Detection of polymeric silicate in the pore water of freshwater lakes

Understanding the formation mechanisms of polymeric silicates is essential to the study of microbiology and biogeochemistry. It has implications for the growth of diatoms and dinoflagellates and studying the processes that control the dissolution, precipitation, and biological uptake of different silicates species can provide an understanding of the occurrence of toxic blooms. This study examines the seasonal distribution of monomeric and polymeric silicates in the brackish and freshwater lakes of Japan. Inductively coupled plasma atomic emission spectroscopy was used to detect and quantify total dissolved silicates (TSi) and the spectrophotometric molybdenum blue method was used to detect molybdate reactive silicates (monomers to tetramers). The difference between the concentrations obtained via these two methods was used to determine the concentrations of polymeric silicates. Polymeric silicates were detected in anoxic-reducing pore waters from sediments of the freshwater Lake Biwa and Lake Kawaguchi in Japan, with a maximum concentration of 0.42 mmol L −1 . Polymeric silicate was continuously detected as long as the lake bottom environments remained under anoxic-reducing conditions.
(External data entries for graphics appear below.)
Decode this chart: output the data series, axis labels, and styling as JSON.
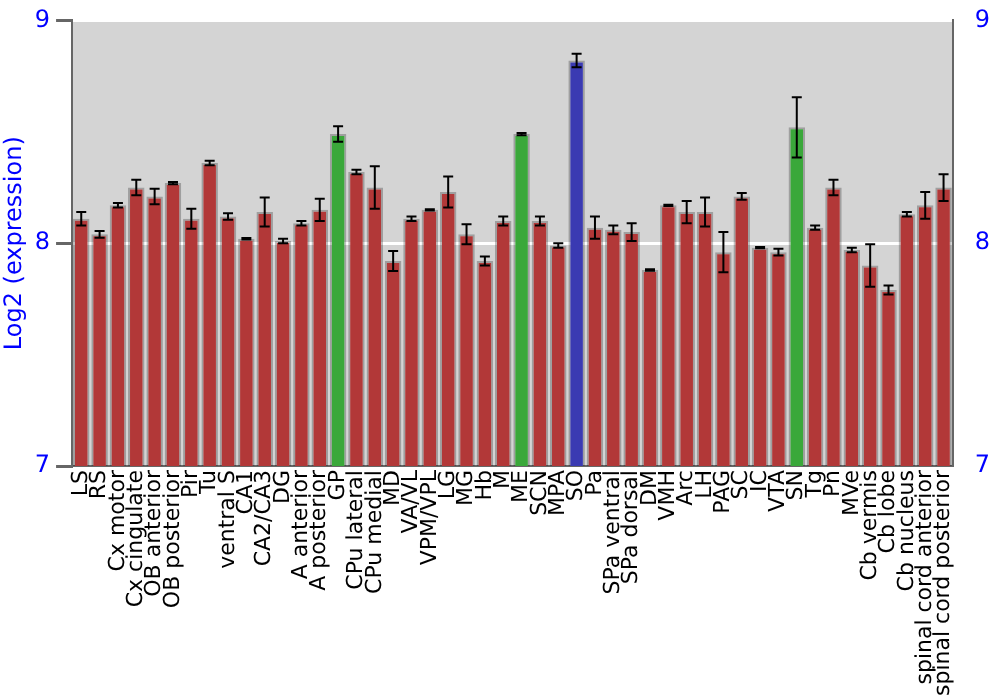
{
  "chart_data": {
    "type": "bar",
    "ylabel": "Log2 (expression)",
    "categories": [
      "LS",
      "RS",
      "Cx motor",
      "Cx cingulate",
      "OB anterior",
      "OB posterior",
      "Pir",
      "Tu",
      "ventral S",
      "CA1",
      "CA2/CA3",
      "DG",
      "A anterior",
      "A posterior",
      "GP",
      "CPu lateral",
      "CPu medial",
      "MD",
      "VA/VL",
      "VPM/VPL",
      "LG",
      "MG",
      "Hb",
      "M",
      "ME",
      "SCN",
      "MPA",
      "SO",
      "Pa",
      "SPa ventral",
      "SPa dorsal",
      "DM",
      "VMH",
      "Arc",
      "LH",
      "PAG",
      "SC",
      "IC",
      "VTA",
      "SN",
      "Tg",
      "Pn",
      "MVe",
      "Cb vermis",
      "Cb lobe",
      "Cb nucleus",
      "spinal cord anterior",
      "spinal cord posterior"
    ],
    "values": [
      8.11,
      8.04,
      8.17,
      8.25,
      8.21,
      8.27,
      8.11,
      8.36,
      8.12,
      8.02,
      8.14,
      8.01,
      8.09,
      8.15,
      8.49,
      8.32,
      8.25,
      7.92,
      8.11,
      8.15,
      8.23,
      8.04,
      7.92,
      8.1,
      8.49,
      8.1,
      7.99,
      8.82,
      8.07,
      8.06,
      8.05,
      7.88,
      8.17,
      8.14,
      8.14,
      7.96,
      8.21,
      7.98,
      7.96,
      8.52,
      8.07,
      8.25,
      7.97,
      7.9,
      7.79,
      8.13,
      8.17,
      8.25
    ],
    "errors": [
      0.03,
      0.015,
      0.01,
      0.035,
      0.035,
      0.005,
      0.045,
      0.01,
      0.015,
      0.003,
      0.065,
      0.01,
      0.01,
      0.05,
      0.035,
      0.01,
      0.095,
      0.045,
      0.01,
      0.003,
      0.07,
      0.045,
      0.02,
      0.02,
      0.005,
      0.02,
      0.01,
      0.03,
      0.05,
      0.02,
      0.04,
      0.003,
      0.003,
      0.05,
      0.065,
      0.09,
      0.015,
      0.003,
      0.015,
      0.135,
      0.01,
      0.035,
      0.01,
      0.095,
      0.02,
      0.01,
      0.06,
      0.06
    ],
    "colors": [
      "#b23838",
      "#b23838",
      "#b23838",
      "#b23838",
      "#b23838",
      "#b23838",
      "#b23838",
      "#b23838",
      "#b23838",
      "#b23838",
      "#b23838",
      "#b23838",
      "#b23838",
      "#b23838",
      "#3aa83a",
      "#b23838",
      "#b23838",
      "#b23838",
      "#b23838",
      "#b23838",
      "#b23838",
      "#b23838",
      "#b23838",
      "#b23838",
      "#3aa83a",
      "#b23838",
      "#b23838",
      "#3a3ab2",
      "#b23838",
      "#b23838",
      "#b23838",
      "#b23838",
      "#b23838",
      "#b23838",
      "#b23838",
      "#b23838",
      "#b23838",
      "#b23838",
      "#b23838",
      "#3aa83a",
      "#b23838",
      "#b23838",
      "#b23838",
      "#b23838",
      "#b23838",
      "#b23838",
      "#b23838",
      "#b23838"
    ],
    "ylim": [
      7,
      9
    ],
    "yticks": [
      7,
      8,
      9
    ],
    "y2lim": [
      7,
      9
    ],
    "y2ticks": [
      7,
      8,
      9
    ],
    "grid": "y",
    "legend": false
  }
}
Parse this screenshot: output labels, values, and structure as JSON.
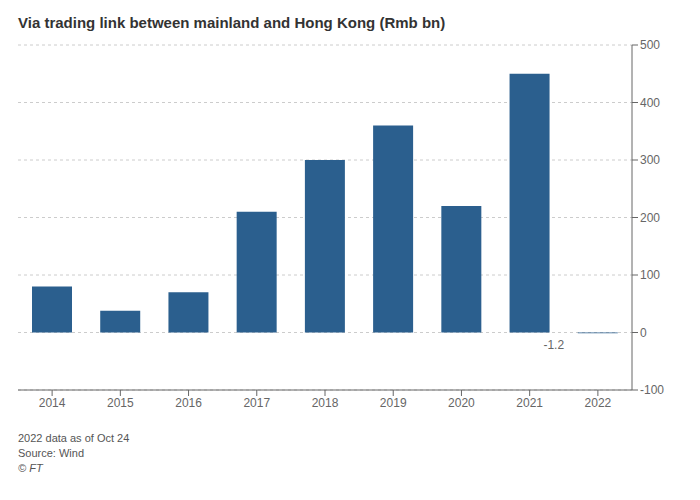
{
  "chart_data": {
    "type": "bar",
    "title": "Via trading link between mainland and Hong Kong (Rmb bn)",
    "categories": [
      "2014",
      "2015",
      "2016",
      "2017",
      "2018",
      "2019",
      "2020",
      "2021",
      "2022"
    ],
    "values": [
      80,
      38,
      70,
      210,
      300,
      360,
      220,
      450,
      -1.2
    ],
    "color": "#2b5f8e",
    "ylim": [
      -100,
      500
    ],
    "yticks": [
      -100,
      0,
      100,
      200,
      300,
      400,
      500
    ],
    "grid": true,
    "annotations": [
      {
        "category": "2022",
        "text": "-1.2"
      }
    ],
    "footnotes": [
      "2022 data as of Oct 24",
      "Source: Wind",
      "© FT"
    ]
  }
}
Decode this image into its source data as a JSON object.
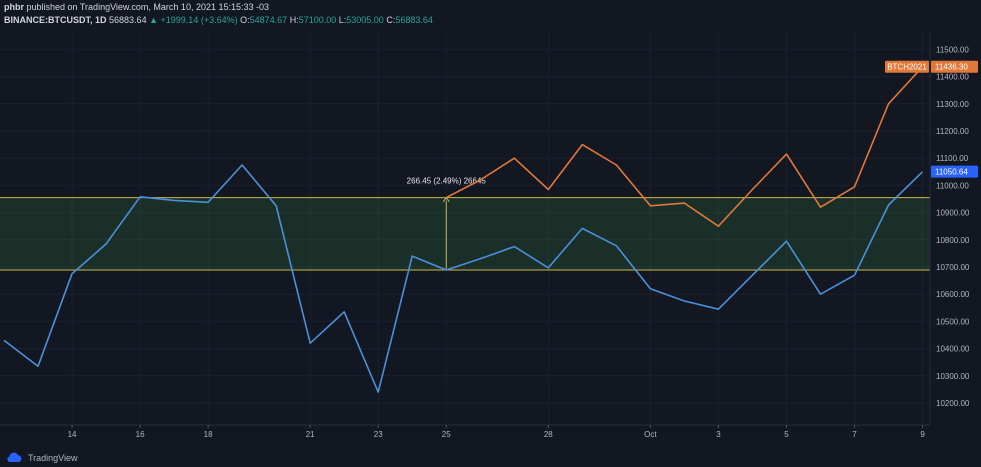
{
  "header": {
    "author": "phbr",
    "published": "published on TradingView.com, March 10, 2021 15:15:33 -03",
    "symbol": "BINANCE:BTCUSDT, 1D",
    "last": "56883.64",
    "arrow": "▲",
    "change": "+1999.14 (+3.64%)",
    "o_label": "O:",
    "o_value": "54874.67",
    "h_label": "H:",
    "h_value": "57100.00",
    "l_label": "L:",
    "l_value": "53005.00",
    "c_label": "C:",
    "c_value": "56883.64"
  },
  "footer": {
    "brand": "TradingView",
    "logo_icon": "tradingview-logo-icon"
  },
  "chart_data": {
    "type": "line",
    "x_ticks": [
      "14",
      "16",
      "18",
      "21",
      "23",
      "25",
      "28",
      "Oct",
      "3",
      "5",
      "7",
      "9"
    ],
    "y_ticks": [
      "10200.00",
      "10300.00",
      "10400.00",
      "10500.00",
      "10600.00",
      "10700.00",
      "10800.00",
      "10900.00",
      "11000.00",
      "11100.00",
      "11200.00",
      "11300.00",
      "11400.00",
      "11500.00"
    ],
    "ylim": [
      10150,
      11550
    ],
    "series": [
      {
        "name": "",
        "color": "#4a90d9",
        "x": [
          0,
          1,
          2,
          3,
          4,
          5,
          6,
          7,
          8,
          9,
          10,
          11,
          12,
          13,
          14,
          15,
          16,
          17,
          18,
          19,
          20,
          21,
          22,
          23,
          24,
          25,
          26,
          27
        ],
        "values": [
          10430,
          10335,
          10675,
          10785,
          10958,
          10945,
          10938,
          11075,
          10925,
          10420,
          10535,
          10240,
          10740,
          10689,
          10730,
          10775,
          10697,
          10842,
          10778,
          10620,
          10575,
          10545,
          10670,
          10795,
          10600,
          10670,
          10928,
          11050
        ]
      },
      {
        "name": "BTCH2021",
        "color": "#e0783a",
        "x": [
          13,
          14,
          15,
          16,
          17,
          18,
          19,
          20,
          21,
          22,
          23,
          24,
          25,
          26,
          27
        ],
        "values": [
          10955,
          11020,
          11100,
          10985,
          11150,
          11075,
          10925,
          10935,
          10850,
          10985,
          11115,
          10920,
          10995,
          11300,
          11436
        ]
      }
    ],
    "price_labels": [
      {
        "text": "11050.64",
        "value": 11050.64,
        "color": "#2962ff"
      },
      {
        "text": "11436.30",
        "value": 11436.3,
        "color": "#e0783a",
        "name": "BTCH2021"
      }
    ],
    "range_box": {
      "top": 10955,
      "bottom": 10689,
      "from_x": 0,
      "to_x": 27
    },
    "measure": {
      "text": "266.45 (2.49%) 26645",
      "x": 13,
      "from": 10689,
      "to": 10955
    }
  }
}
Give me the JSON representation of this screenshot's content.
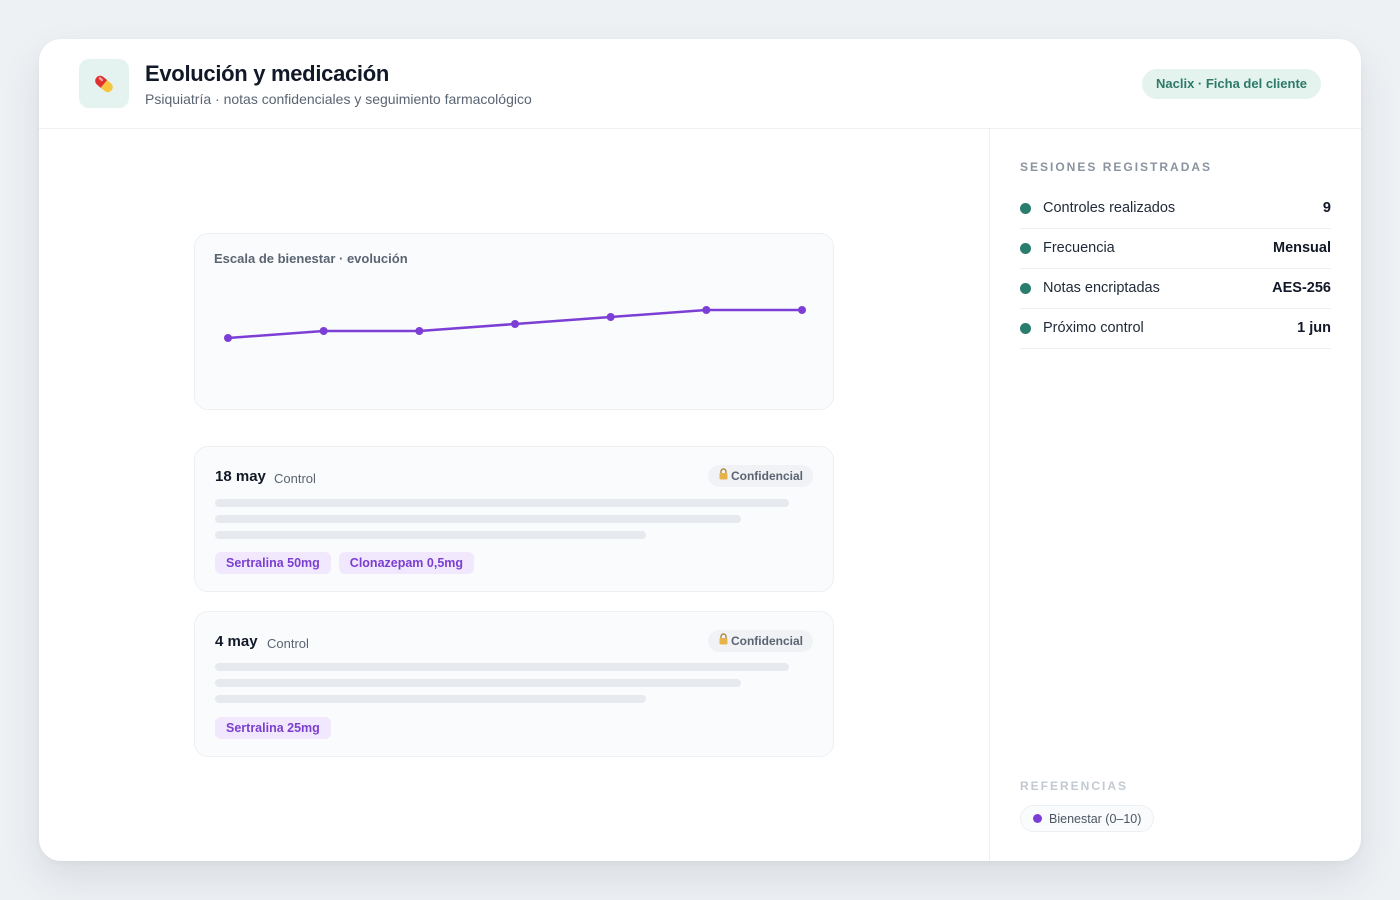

It provides insights on the formation mechanisms of polymeric silicates in freshwater lakes. The polymerization of silicates is understood to occur during the adsorption reaction between monomeric silicates and Fe(OH) 3 precipitate. Furthermore, this polymerization is deemed to be a dehydration condensation reaction because the silicates adsorbed on Fe(OH) 3 precipitate are situated at short distances from each other. In the anoxic-reducing environments, these monomeric and polymeric silicates are released from ferric hydroxide (Fe(OH) 3 ) precipitate by reacting with hydrogen sulfide.